Das Sonderinvestitionsprogramm von Land und Bund zur Konjunkturförderung machte es möglich, dass die Stadtverordneten im April über die Verwendung von 1,16 Millionen Euro beschließen konnten.

Ganz oben auf der Liste standen 700.000 Euro. Sie sollen dazu dienen, einen großen Teil des ursprünglich vorgesehenen Abschnittes 2 b beim Wiederaufbau des Freizeitbades „Nautilust“ zu verwirklichen. Entstehen sollen für das Geld ein 25 Meter langes Sommerbadbecken mit sechs Schwimmbahnen und ein Planschbecken.

Vollendet wäre die Schwimmlandschaft, wenn auch noch eine Sprunganlage verwirklicht würde. Dieses Projekt ist nur zu schultern, wenn ein Gladenbacher Antrag auf Bezuschussung des letzten Bauabschnittes in Wiesbaden positiv beschieden würde.

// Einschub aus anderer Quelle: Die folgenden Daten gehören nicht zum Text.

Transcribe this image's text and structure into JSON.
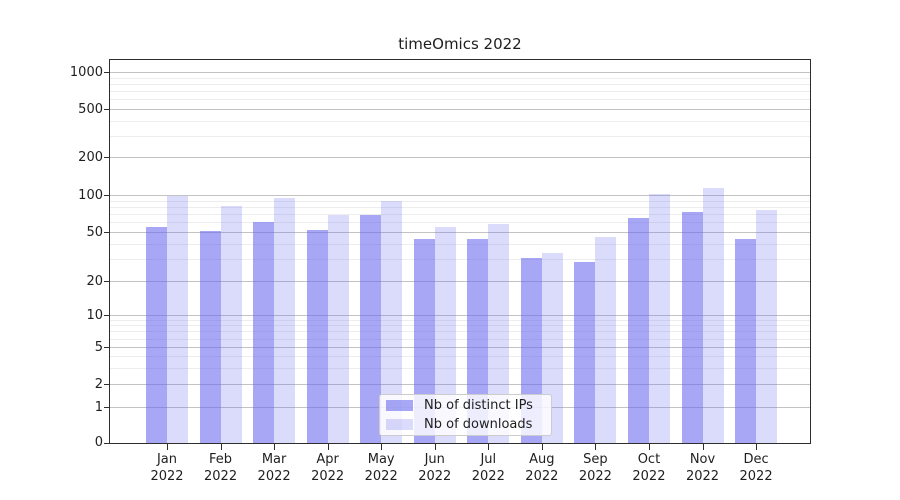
{
  "title": "timeOmics 2022",
  "chart_data": {
    "type": "bar",
    "title": "timeOmics 2022",
    "categories": [
      "Jan 2022",
      "Feb 2022",
      "Mar 2022",
      "Apr 2022",
      "May 2022",
      "Jun 2022",
      "Jul 2022",
      "Aug 2022",
      "Sep 2022",
      "Oct 2022",
      "Nov 2022",
      "Dec 2022"
    ],
    "months": [
      "Jan",
      "Feb",
      "Mar",
      "Apr",
      "May",
      "Jun",
      "Jul",
      "Aug",
      "Sep",
      "Oct",
      "Nov",
      "Dec"
    ],
    "year": "2022",
    "series": [
      {
        "name": "Nb of distinct IPs",
        "values": [
          55,
          51,
          61,
          52,
          69,
          44,
          44,
          31,
          29,
          66,
          73,
          44
        ]
      },
      {
        "name": "Nb of downloads",
        "values": [
          100,
          82,
          95,
          70,
          91,
          56,
          59,
          34,
          46,
          102,
          114,
          76
        ]
      }
    ],
    "xlabel": "",
    "ylabel": "",
    "yscale": "log-like (0,1,2,5,10,20,50,100,200,500,1000)",
    "y_ticks": [
      0,
      1,
      2,
      5,
      10,
      20,
      50,
      100,
      200,
      500,
      1000
    ],
    "y_minor_ticks": [
      3,
      4,
      6,
      7,
      8,
      9,
      30,
      40,
      60,
      70,
      80,
      90,
      300,
      400,
      600,
      700,
      800,
      900
    ],
    "ylim": [
      0,
      1200
    ],
    "grid": "horizontal major+minor",
    "legend_position": "lower center"
  },
  "colors": {
    "bar_distinct_ips": "rgba(103,103,238,0.58)",
    "bar_downloads": "rgba(103,103,238,0.24)",
    "grid_major": "#c3c3c3",
    "grid_minor": "#ededed",
    "axis": "#2e2e2e",
    "text": "#1f1f1f",
    "legend_border": "#cccccc"
  }
}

Es liege noch kein Bescheid zu dem entsprechenden Zuschussantrag vor, sagte am Montag KFG-Geschäftsführer Günter Euler auf Anfrage der OP. Selbst mit dem Erdaushub für die Sprunganlage darf vor Vorliegen des Bescheids nicht begonnen werden.

Derweil läuft dem Bauherrn die Zeit davon. Ein nasser Herbst und langer und strenger Winter könnte den Planern einen Strich durch die Rechnung machen. In diesem Fall wären die Arbeiten wohl kaum bis zur Freibadsaison abgeschlossen.